La pérennisation de l’expression Ancien Régime tient aussi à celle d’un pouvoir opposé au régime de la monarchie absolue. Du reste, fait significatif, son apparition dans les textes est concomitante avec la tentative d’imposer un nouveau calendrier, le calendrier révolutionnaire. L’analyse de Christin (2008) montre également que l’extension temporelle désignée par l’expression et sa délimitation précise ont été polémiques, pour l’avènement de la période d’une part (la fin de l’époque féodale, l’absolutisme, la fin du XVIe siècle), mais aussi et surtout pour ce qui est de son achèvement (la conquête de la liberté en 1789 ou l’établissement de l’égalité en 1792).

« il apparaît clairement que les chrononymes, tels que nous les avons définis ici, n’ont pas vocation à nommer avec précision les fractions du temps humain mais, parallèlement à la dénomination calendaire, à compenser l’inaptitude de celle-ci à construire à elle seule la mémoire historique. »
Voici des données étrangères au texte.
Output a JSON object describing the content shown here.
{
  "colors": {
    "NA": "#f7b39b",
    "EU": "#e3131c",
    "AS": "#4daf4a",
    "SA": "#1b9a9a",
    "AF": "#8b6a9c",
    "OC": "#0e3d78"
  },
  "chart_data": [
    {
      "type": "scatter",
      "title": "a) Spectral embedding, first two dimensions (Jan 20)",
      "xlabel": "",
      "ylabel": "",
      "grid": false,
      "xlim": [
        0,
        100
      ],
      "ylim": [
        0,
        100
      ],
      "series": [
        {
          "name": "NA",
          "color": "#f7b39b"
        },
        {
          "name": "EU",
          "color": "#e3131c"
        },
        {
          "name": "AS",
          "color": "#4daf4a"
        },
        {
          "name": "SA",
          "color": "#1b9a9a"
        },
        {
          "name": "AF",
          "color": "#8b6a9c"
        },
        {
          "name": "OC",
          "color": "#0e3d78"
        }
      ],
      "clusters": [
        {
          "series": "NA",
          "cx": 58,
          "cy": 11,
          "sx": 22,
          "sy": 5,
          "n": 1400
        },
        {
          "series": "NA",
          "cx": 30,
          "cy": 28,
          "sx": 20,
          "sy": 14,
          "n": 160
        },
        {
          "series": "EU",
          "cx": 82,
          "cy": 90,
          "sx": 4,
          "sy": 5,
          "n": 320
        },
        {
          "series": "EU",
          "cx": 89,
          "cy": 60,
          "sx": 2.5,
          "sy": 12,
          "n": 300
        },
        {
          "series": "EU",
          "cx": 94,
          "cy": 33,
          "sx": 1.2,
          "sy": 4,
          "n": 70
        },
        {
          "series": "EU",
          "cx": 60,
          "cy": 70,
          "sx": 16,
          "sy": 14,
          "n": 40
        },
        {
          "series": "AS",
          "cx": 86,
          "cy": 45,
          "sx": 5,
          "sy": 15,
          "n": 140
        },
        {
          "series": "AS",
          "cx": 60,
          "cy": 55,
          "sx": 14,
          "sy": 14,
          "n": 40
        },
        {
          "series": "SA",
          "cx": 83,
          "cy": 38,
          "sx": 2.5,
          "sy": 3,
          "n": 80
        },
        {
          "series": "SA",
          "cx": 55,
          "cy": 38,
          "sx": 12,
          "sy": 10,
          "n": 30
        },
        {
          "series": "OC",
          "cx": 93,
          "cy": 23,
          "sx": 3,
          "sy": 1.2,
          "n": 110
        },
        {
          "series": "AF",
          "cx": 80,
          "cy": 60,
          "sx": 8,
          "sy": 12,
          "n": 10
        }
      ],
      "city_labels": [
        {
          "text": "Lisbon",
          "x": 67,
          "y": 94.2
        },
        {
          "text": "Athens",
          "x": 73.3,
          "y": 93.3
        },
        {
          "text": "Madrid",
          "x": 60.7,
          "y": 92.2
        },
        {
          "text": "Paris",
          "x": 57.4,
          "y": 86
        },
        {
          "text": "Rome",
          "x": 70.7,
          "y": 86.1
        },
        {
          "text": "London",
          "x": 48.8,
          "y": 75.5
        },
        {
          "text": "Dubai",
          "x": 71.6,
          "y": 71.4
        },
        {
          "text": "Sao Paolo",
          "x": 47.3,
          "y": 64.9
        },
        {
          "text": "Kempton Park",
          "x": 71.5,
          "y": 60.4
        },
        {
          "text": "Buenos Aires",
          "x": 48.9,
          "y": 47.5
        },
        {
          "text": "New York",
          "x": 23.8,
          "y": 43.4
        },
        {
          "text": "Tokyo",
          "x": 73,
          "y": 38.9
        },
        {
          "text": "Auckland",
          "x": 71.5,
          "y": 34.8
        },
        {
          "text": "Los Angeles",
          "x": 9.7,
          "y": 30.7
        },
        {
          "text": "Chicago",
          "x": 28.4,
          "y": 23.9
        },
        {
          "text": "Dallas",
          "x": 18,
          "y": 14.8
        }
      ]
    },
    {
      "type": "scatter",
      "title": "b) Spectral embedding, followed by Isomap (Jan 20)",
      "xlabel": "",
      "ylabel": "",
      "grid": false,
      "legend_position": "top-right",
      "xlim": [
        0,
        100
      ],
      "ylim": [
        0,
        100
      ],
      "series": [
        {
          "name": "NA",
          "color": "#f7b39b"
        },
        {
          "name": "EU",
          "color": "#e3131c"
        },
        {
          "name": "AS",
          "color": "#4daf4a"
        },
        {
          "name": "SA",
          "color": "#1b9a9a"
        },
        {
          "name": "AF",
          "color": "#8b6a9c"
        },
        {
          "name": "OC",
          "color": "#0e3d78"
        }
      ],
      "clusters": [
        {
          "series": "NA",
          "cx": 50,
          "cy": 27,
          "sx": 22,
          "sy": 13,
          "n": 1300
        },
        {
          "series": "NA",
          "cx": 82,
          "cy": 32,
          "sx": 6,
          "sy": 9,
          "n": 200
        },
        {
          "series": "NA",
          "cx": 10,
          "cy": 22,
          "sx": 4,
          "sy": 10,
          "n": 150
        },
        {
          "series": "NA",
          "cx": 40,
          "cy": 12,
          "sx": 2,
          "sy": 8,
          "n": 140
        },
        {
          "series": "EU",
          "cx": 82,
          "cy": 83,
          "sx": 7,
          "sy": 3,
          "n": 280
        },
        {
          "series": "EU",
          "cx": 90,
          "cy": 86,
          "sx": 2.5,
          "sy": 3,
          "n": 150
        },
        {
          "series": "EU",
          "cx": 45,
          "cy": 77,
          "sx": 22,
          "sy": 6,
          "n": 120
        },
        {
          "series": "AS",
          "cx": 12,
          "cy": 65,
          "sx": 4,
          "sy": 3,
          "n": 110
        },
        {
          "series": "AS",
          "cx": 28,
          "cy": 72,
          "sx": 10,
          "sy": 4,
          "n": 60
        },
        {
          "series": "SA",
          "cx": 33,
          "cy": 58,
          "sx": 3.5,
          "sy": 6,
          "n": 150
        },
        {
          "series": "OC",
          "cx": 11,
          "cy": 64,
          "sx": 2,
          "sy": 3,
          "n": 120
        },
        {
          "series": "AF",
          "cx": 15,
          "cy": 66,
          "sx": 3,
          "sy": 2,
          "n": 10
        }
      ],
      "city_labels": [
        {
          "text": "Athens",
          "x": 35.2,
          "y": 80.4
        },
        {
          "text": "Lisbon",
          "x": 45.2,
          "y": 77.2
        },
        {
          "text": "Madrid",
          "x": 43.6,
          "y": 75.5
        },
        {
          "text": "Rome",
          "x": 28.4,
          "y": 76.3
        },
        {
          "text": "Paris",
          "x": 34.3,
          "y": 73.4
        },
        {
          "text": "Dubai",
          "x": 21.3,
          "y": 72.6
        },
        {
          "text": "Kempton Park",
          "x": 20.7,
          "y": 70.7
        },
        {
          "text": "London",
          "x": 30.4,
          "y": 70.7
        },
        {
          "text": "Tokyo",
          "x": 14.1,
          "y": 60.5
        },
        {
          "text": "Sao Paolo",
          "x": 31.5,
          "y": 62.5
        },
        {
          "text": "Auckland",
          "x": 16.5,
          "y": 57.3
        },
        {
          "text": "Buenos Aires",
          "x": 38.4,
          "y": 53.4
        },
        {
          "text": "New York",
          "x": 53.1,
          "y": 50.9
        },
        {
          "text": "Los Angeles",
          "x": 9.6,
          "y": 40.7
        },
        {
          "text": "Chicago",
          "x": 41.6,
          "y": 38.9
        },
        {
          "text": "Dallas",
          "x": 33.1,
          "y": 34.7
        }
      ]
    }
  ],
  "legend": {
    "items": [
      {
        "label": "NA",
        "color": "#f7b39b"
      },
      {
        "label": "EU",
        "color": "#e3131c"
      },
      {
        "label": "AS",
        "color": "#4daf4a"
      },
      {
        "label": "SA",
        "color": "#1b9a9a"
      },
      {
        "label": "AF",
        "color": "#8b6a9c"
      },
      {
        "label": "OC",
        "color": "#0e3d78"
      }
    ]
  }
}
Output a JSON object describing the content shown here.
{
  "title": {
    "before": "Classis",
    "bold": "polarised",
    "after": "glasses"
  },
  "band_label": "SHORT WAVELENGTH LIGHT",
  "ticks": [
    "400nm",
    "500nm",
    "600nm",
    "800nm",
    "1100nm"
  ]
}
« Durables ou fugitifs, naturalisés ou éristiques, aptes à cristalliser la durée en lui donnant du sens, les chrononymes sont les outils par excellence de la politisation du temps. »

(Bacot et al., 2008) Ces différentes remarques soulèvent une question importante : de quelle « inaptitude » exactement serait frappée la « dénomination calendaire » au regard des noms de temps ou désignations d’événements ? En quoi la représentation calendaire est-elle insuffisante pour construire la « mémoire historique » ? Avec leur statut d’« évidence partagée », de référence socialement partagée, les chrononymes peuvent très bien se passer de précision dans « l’empan historique » qu’ils recouvrent : les coordonnées temporelles d’un chrononyme ne vont pas toujours de soi. Du reste, les chrononymes désignent des « portions du temps » en leur reconnaissant une cohérence : ils réfèrent ainsi implicitement à une région plus ou moins bien déterminée du calendrier, mais « en lui donnant du sens », en la constituant comme un tout.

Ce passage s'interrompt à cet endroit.